CHAPTER IV
THE CLUB GOES VISITING

By sports like these are all their cares beguiled.

Oliver Goldsmith.

“I DON’T know but I shall have to ask you not to let the children come to their Club this afternoon. I don’t like the noise, and you know almost anything brings on heart trouble,” Miss Virginia Warren said, when she came down to the library the next Friday morning, followed by her niece, carrying two shawls. She spent an hour down-stairs daily, after the rooms had been made excessively warm.

“But, Aunt Virginia, you always stay in your room after three o’clock, and it is so far from the library that you could hardly hear any noise. I will keep the doors shut, though. I should be sorry indeed to disappoint the children,” Ruth Warren replied, quite troubled by her aunt’s words.

“Well, of course the children are of more importance than my feelings,” said Miss Virginia with a sigh. “But even though I don’t hear their noise, knowing they are there, and that I may hear them any minute, gives me cold turns every now and then.” She shivered, as if at the mere thought. “Put that thick shawl over me quickly, Ruth.”

The doctor had many times told Ruth Warren that there was nothing really the matter with her aunt except a strong imagination and a constant fear of illness; he had advised her, too, not to give in too much to her aunt’s notions. So now Ruth said: “I am sorry, Aunt Virginia, that the children’s coming disturbs you. I will ask Sarah to stay in the room with you this afternoon so that you will not feel nervous.”

“Nervous!
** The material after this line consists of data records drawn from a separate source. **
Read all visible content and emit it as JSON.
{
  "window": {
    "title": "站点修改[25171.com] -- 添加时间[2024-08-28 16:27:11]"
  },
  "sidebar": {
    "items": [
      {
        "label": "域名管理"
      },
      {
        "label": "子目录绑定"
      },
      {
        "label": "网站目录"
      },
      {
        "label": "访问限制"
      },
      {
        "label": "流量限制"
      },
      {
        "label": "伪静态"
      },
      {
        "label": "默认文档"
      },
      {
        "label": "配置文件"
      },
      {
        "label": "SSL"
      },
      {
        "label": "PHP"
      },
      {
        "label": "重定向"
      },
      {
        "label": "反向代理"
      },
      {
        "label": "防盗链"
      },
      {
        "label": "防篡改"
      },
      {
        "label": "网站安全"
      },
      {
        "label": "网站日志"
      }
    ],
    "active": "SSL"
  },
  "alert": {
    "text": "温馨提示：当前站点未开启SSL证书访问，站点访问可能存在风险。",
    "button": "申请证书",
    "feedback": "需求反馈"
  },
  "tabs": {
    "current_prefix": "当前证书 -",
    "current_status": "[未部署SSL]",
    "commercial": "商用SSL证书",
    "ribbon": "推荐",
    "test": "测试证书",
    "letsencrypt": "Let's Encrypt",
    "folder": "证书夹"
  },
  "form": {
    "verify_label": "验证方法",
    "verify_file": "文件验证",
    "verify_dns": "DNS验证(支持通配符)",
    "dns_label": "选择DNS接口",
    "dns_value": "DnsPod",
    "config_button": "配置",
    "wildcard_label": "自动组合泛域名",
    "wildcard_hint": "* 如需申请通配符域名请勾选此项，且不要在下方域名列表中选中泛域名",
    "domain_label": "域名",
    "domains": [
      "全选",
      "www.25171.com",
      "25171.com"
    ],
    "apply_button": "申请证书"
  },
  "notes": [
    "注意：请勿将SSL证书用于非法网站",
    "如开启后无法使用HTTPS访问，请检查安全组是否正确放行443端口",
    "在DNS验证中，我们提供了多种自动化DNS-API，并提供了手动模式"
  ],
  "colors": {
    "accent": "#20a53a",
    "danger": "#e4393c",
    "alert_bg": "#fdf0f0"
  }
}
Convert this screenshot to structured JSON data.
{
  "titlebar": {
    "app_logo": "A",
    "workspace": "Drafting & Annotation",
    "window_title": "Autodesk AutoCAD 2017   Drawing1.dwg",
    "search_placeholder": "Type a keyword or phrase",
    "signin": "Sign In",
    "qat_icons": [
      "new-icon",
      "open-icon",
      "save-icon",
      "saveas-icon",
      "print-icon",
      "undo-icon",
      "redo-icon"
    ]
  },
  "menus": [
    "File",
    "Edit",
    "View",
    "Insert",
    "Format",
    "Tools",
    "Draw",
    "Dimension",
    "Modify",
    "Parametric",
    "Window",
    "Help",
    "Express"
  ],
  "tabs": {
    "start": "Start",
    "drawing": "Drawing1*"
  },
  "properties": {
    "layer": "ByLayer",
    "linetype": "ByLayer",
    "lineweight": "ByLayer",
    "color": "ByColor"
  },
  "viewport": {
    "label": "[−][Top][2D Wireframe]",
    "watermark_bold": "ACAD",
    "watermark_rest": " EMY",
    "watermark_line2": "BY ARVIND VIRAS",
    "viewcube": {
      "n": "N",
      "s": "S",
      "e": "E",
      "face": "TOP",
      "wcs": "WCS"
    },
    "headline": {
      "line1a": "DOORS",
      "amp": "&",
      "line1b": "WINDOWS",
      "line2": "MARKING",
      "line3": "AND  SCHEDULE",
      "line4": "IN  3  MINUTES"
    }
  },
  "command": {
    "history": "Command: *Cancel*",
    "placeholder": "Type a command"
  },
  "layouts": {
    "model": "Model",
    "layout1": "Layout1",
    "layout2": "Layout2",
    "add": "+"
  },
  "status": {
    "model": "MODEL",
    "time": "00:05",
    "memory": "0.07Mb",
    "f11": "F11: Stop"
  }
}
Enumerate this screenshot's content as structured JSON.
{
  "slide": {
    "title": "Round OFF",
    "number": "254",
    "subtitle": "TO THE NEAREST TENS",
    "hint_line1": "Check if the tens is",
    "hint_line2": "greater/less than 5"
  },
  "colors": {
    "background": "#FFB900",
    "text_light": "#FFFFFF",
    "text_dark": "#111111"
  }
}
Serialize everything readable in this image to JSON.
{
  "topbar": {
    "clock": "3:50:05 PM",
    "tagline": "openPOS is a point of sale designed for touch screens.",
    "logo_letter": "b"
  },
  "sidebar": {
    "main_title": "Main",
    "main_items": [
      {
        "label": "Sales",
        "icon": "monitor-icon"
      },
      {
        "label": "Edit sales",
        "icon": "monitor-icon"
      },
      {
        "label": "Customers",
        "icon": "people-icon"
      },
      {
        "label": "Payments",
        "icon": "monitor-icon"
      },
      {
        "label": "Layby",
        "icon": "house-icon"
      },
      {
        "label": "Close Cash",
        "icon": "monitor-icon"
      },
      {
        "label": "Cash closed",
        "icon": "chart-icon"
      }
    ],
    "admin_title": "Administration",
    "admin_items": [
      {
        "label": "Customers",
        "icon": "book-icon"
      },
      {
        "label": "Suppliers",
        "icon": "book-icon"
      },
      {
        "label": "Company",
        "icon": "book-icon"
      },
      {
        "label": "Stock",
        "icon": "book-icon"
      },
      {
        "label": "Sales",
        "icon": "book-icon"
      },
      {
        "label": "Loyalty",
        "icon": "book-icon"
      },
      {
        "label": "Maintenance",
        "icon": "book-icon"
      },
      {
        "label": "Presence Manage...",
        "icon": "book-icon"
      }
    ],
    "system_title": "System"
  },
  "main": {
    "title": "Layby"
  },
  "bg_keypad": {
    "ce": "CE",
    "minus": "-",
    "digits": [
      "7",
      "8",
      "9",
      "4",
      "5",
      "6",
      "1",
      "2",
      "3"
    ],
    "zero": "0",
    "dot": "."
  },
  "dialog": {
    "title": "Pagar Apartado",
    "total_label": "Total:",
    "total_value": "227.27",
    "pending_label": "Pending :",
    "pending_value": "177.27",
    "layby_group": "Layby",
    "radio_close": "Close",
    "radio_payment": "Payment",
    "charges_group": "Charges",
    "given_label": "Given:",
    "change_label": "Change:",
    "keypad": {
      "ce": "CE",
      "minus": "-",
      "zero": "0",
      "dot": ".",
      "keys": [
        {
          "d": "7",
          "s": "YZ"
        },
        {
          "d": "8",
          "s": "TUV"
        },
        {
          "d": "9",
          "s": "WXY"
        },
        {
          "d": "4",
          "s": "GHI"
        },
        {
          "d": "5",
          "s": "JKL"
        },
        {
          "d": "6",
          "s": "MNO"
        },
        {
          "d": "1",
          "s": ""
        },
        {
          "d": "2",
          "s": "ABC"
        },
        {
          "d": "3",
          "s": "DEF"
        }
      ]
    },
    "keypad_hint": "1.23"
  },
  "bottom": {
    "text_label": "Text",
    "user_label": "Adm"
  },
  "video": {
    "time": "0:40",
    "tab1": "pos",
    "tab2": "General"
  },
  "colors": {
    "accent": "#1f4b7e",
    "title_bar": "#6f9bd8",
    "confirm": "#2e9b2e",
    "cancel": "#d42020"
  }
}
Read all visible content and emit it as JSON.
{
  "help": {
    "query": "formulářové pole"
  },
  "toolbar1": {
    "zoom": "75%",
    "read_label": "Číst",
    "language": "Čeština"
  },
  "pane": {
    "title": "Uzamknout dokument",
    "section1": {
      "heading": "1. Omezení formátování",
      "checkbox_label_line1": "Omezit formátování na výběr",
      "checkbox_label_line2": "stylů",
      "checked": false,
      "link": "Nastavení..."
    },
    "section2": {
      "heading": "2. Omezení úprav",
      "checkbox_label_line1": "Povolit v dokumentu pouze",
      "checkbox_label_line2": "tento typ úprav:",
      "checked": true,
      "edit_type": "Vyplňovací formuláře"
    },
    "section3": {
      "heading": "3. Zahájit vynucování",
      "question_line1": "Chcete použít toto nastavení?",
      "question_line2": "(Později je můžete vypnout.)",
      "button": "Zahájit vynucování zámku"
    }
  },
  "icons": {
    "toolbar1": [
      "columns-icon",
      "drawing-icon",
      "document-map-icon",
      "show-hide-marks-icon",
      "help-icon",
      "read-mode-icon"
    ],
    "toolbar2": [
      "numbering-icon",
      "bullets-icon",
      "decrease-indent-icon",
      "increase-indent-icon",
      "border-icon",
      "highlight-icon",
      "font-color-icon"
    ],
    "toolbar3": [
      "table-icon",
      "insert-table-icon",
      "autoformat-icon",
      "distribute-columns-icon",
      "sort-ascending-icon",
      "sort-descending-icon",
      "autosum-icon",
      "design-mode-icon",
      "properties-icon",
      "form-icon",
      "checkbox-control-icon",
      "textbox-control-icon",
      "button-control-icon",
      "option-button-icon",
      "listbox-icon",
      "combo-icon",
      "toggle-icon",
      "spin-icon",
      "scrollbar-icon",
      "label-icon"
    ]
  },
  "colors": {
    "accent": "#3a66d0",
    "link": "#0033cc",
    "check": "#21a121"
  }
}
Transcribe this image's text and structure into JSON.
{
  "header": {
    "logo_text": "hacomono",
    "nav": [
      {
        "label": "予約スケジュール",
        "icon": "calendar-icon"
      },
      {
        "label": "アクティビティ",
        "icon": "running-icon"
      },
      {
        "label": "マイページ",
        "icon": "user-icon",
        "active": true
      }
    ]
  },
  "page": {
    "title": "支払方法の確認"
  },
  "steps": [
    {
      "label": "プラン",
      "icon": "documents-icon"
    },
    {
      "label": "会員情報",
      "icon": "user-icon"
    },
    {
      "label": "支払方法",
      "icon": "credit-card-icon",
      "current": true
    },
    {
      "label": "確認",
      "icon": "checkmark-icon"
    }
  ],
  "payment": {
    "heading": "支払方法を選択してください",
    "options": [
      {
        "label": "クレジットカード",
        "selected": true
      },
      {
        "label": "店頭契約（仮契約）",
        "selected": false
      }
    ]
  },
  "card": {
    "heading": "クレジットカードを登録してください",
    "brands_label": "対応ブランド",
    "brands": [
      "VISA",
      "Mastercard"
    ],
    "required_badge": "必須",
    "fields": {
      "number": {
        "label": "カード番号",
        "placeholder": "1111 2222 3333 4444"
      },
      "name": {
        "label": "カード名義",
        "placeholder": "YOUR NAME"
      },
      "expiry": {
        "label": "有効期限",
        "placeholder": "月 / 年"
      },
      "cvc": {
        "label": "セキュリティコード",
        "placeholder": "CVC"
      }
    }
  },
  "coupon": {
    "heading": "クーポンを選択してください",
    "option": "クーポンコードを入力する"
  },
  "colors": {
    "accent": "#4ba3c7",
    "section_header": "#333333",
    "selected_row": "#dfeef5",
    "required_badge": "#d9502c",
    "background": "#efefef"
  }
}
I am never nervous,” replied Miss Virginia, waving her large white hands excitedly. “But I shall have to have a regular nurse, so that there will be somebody with me all the time.” Then she wept a little, and felt faint, and had to be revived with spirits of ammonia.

Fortunately, however, she was spared further excitement on account of the children’s coming that day. For just before three o’clock, Ben Holt drove up to the house with a large, loose-jointed brown horse and a double-seated sleigh, jumped out, rang the door-bell, and asked for Miss Ruth. He was sitting on a tall carved chair in the hall when Ruth Warren came down, at Sarah’s summons.